Seller Warrants definition

Seller Warrants means the Mezzanine Warrant and the Seller Note Warrant, each as defined in and issued by the Borrower to IITRI pursuant to the Asset Purchase Agreement as of the Closing Date.
Seller Warrants means warrants of the Company evidencing rights to purchase ________ shares of the Company's Common stock (subject to adjustment) issued pursuant to the terms of the Seller Note Securities Purchase Agreement to the holders of the Company's Seller Notes and includes any warrants issued in exchange therefor or in replacement thereof.
Seller Warrants shall have the meaning as set forth in Section 3.5(a) of the Agreement.
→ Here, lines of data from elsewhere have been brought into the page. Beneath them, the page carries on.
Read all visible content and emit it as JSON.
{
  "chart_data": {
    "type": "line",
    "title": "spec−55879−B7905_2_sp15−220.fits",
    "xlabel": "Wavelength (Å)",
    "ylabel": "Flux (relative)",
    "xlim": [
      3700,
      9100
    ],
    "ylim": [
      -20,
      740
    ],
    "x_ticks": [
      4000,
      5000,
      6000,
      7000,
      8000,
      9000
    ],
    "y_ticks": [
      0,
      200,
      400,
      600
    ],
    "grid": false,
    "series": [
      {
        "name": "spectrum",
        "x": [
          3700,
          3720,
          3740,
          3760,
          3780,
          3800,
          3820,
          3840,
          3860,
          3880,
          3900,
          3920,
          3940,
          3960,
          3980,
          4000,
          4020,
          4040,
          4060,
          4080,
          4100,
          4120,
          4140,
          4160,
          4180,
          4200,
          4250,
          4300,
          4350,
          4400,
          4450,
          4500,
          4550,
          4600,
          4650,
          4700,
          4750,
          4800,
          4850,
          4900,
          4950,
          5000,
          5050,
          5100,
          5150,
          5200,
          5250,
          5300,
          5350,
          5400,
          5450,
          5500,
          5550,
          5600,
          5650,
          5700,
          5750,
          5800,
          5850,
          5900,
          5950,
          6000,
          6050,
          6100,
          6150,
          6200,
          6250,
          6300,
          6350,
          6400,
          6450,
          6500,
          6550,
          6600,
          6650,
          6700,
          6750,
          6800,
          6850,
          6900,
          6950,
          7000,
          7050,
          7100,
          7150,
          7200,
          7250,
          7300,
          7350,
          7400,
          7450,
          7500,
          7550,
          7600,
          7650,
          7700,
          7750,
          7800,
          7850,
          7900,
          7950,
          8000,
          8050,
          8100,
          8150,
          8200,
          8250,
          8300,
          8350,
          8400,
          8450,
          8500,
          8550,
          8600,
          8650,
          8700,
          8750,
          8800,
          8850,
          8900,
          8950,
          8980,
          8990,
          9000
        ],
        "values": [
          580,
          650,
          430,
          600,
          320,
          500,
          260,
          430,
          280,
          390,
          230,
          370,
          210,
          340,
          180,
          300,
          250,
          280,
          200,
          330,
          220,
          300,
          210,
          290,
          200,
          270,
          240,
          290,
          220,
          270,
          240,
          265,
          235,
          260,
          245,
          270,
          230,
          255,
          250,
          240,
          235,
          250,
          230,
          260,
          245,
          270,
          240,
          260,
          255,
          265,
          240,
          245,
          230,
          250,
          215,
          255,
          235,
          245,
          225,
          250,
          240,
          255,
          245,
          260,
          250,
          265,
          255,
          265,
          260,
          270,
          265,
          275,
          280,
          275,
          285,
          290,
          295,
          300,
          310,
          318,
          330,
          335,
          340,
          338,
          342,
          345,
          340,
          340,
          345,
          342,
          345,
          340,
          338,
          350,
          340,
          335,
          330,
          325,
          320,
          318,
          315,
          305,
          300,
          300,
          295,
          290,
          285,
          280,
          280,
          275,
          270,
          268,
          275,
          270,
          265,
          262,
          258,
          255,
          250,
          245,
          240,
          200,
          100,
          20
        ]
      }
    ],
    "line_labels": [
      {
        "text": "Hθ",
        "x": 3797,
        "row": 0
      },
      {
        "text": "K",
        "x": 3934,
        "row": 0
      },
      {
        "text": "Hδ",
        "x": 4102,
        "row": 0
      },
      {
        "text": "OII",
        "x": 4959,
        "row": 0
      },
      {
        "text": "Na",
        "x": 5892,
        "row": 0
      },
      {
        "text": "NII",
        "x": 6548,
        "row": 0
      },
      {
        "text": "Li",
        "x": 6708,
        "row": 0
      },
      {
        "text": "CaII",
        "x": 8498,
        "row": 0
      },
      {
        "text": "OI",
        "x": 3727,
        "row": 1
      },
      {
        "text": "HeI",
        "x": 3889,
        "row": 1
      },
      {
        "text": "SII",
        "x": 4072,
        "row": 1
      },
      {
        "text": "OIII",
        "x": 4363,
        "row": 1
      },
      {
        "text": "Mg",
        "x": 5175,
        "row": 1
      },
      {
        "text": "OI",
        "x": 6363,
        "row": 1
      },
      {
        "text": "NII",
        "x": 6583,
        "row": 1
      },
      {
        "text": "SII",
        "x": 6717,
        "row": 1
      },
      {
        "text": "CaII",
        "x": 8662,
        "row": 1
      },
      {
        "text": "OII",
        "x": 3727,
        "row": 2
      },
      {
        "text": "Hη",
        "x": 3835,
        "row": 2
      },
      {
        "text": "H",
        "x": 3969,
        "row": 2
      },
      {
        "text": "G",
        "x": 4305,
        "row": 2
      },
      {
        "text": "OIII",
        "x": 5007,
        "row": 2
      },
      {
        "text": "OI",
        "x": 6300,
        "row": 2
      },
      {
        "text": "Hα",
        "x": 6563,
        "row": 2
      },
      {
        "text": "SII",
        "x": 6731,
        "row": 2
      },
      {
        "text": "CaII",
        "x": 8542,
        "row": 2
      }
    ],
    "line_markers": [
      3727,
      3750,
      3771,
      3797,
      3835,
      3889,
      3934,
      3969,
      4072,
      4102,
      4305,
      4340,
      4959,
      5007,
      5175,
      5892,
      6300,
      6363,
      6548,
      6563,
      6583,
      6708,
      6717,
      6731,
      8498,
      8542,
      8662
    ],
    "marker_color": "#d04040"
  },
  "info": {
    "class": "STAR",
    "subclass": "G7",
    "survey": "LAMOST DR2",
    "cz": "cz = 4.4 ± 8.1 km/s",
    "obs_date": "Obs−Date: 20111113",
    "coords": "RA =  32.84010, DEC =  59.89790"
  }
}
Examples of Seller Warrants in a sentence

  • Subject to Section 7.2, Seller shall take all reasonable actions necessary to ensure that (i) all Seller Warrants and Non-Plan Options, to the extent not exercised prior to the Effective Time, shall terminate and be canceled as of the Effective Time and thereafter shall be of no further force or effect and (ii) no Seller Warrants and Non-Plan Options are granted after the date hereof.

  • The Borrower has reserved [______] shares of common stock of the Borrower solely for issuance upon exercise of the Seller Warrants issued pursuant to the terms of the Senior Subordinated Securities Purchase Agreement.

  • As of immediately prior to the Effective Time, there will be no more than (I) 780,230 Seller Stock Options Outstanding, (II) 15,312 Seller Warrants Outstanding, and (III) 435,676 Seller Restricted Stock Units.

  • Schedule 2.5 sets forth all amounts to be withheld from any consideration payable pursuant to this Agreement to any holder of Seller Warrants.

  • Purchaser shall be entitled to deduct and withhold from any consideration payable pursuant to this Agreement to any Seller, including any holder of Seller Warrants, such amounts as may be required to be deducted or withheld under any provision of applicable federal, local or foreign tax law or under any applicable legal requirement, including, but not limited to, any amounts required to have been withheld by the Company or its Subsidiaries in connection with any Seller Warrants.


More Definitions of Seller Warrants

Seller Warrants means outstanding warrants to purchase shares of Seller Common Stock.
Seller Warrants means those warrants issued by Seller to purchase 1,400 shares of Seller Common Stock at an exercise price of $0.89 per share.
Seller Warrants means the Warrants issued by Seller prior to the date of this Agreement entitling the holders to purchase up to 90,000 shares of Seller Common Stock at a weighted averaged exercise price of $10.00.
Seller Warrants has the meaning assigned to such term in Section 3.4(a).
Seller Warrants means a warrant to purchase shares of Common Stock issued pursuant to the Seller Warrant Agreement following the assumption of the Seller Warrant Agreement by the Company pursuant to the Purchase Agreement and effective as of the consummation of the Recapitalization Transaction.
Seller Warrants means the Warrant to Purchase Common Stock of Holdings dated October 17, 2005, or any warrant or warrants issued in connection with the partial exercise thereof, in each case as amended from time to time in accordance with the terms hereof and thereof.
Seller Warrants shall have the meaning specified in Section 4.4(c).